A sidebar to this discovery is that anyone who has been doing their own “drive and check encoder” loop probably hasn’t seen quite as many driving glitches, because they have been overwriting any partial commands.

With these latest code changes, and some other timeout tweaking, we’re feeling a LOT better about our BOT’s Auto performance. We did several tests of each of our 8 Auto modes (red/blue, floor/ramp, score/spoil), and never saw a single glitch.

Phew… Things are looking up :slight_smile:

I have done lots of testing with RobotC on two NXT’s, I haven’t had any problems yet. Although at the competition I had this happen to me, my alliance partners and opposing alliances many many times. This needs to be solved. Hopefully before the championship as it’s probably the most backlogged tournament already.

I’ve barely been able to recreate what actually happened to us at the tournament – basically at the Ontario FTC Championship, we saw our robot keep moving, even though we had lost all joystick control.

We’ve been at this for the past week, so this is the first time that we actually saw it happen again.

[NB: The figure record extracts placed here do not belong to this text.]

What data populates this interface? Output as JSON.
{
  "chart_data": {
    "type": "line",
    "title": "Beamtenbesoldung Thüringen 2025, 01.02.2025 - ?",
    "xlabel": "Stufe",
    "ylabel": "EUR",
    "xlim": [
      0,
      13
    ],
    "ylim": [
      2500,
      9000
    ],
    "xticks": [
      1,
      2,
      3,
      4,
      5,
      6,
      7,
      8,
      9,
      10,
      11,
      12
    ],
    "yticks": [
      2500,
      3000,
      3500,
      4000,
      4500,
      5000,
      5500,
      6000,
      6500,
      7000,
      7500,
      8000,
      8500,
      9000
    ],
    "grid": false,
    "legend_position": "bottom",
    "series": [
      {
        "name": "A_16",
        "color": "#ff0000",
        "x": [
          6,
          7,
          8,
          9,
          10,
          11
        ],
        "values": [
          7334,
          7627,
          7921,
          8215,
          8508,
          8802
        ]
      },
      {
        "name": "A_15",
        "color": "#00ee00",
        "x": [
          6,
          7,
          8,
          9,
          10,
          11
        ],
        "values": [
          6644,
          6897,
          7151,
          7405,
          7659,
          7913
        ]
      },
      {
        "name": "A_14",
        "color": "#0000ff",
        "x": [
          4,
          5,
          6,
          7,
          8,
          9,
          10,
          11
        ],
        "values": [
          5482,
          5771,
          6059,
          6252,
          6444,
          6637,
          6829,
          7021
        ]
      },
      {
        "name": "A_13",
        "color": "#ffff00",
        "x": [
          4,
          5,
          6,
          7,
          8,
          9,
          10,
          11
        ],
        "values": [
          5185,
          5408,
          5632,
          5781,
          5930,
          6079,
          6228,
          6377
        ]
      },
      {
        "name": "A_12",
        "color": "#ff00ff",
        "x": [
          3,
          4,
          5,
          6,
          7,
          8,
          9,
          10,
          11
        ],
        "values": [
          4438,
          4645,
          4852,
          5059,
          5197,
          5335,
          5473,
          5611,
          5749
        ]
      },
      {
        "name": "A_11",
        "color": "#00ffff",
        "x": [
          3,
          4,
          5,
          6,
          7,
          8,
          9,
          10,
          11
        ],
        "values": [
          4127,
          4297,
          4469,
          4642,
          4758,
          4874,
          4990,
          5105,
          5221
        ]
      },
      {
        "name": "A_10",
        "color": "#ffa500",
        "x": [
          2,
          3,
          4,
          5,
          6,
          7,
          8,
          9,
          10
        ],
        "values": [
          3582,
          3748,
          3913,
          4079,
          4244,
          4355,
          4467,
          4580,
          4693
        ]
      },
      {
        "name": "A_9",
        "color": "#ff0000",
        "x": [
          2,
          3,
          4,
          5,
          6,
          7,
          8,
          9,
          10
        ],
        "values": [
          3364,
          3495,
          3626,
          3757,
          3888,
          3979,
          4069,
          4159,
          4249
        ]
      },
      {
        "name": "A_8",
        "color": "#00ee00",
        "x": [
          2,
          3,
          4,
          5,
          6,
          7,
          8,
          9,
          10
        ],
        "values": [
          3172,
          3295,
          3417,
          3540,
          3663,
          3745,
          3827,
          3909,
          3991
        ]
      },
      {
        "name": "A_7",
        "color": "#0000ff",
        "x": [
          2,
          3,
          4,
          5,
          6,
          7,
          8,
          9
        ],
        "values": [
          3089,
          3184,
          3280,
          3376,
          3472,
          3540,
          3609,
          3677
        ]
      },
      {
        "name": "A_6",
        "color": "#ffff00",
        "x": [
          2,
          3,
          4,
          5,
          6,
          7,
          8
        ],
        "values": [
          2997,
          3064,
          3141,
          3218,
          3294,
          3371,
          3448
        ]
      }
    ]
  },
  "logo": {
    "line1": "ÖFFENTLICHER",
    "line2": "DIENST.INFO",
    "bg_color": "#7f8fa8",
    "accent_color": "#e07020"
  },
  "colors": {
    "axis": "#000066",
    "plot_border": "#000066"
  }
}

On the screen of the NXT, it shows that the bluetooth was disconnected (the diamond beside the bluetooth symbol became a less than sign), but the teleop program was still running. The motors were still doing the last thing we told it to do before the bluetooth connection got lost – AND THE ROBOT DID NOT SHUT DOWN THE MOTORS after the connection was lost.
The NXT screen was still showing “Teleop RUNNING”

I don’t know if we can recreate this problem again or not as it was the first time we saw it in the past week of testing and practicing. The FMS showed that the robot was still connected on bluetooth.

This is a brand new NXT (out of an unopened box as we had replaced the original NXT thinking it might have been flaky), Robot C 1.46 with the latest firmware, running the competition templates.

This happened to pretty much every team at least once at the Ontario regional (IIRC). Specifically HiTechnic needs to work on this…

Not sure if this is a HiTechnic problem or not. The NXT was still running the Competition template code when it lost the bluetooth connection – shouldn’t that have stopped the robot by terminating the teleop program? That’s what I would have coded for safety (i.e. an out of control robot still running in teleop… think of the burned out motors, let alone the refs running away! – remember, the NXT will never know when to stop as the bluetooth link disappeared)

How is “move a specified distance” implemented in robotc?

In labview, the vi disables the MC’s 2.5 sec timeout and then issues a “run to position” command to the MC. LV then sits in a blocked loop waiting for a “done” from the MC. LV uses it’s own 10 second timer to abort if the target is not reached.

This strategy has many downsides: the NXT will not respond to a disable, and even if the program is halted, the MC will continue to run until it reaches it’s target.

You need a sepparete loop checking enable status to be able to break the motion.

As for the “connected status”, this must have a longish timeout. I can turn off my NXT and the status shows Connected until I turn it back on again.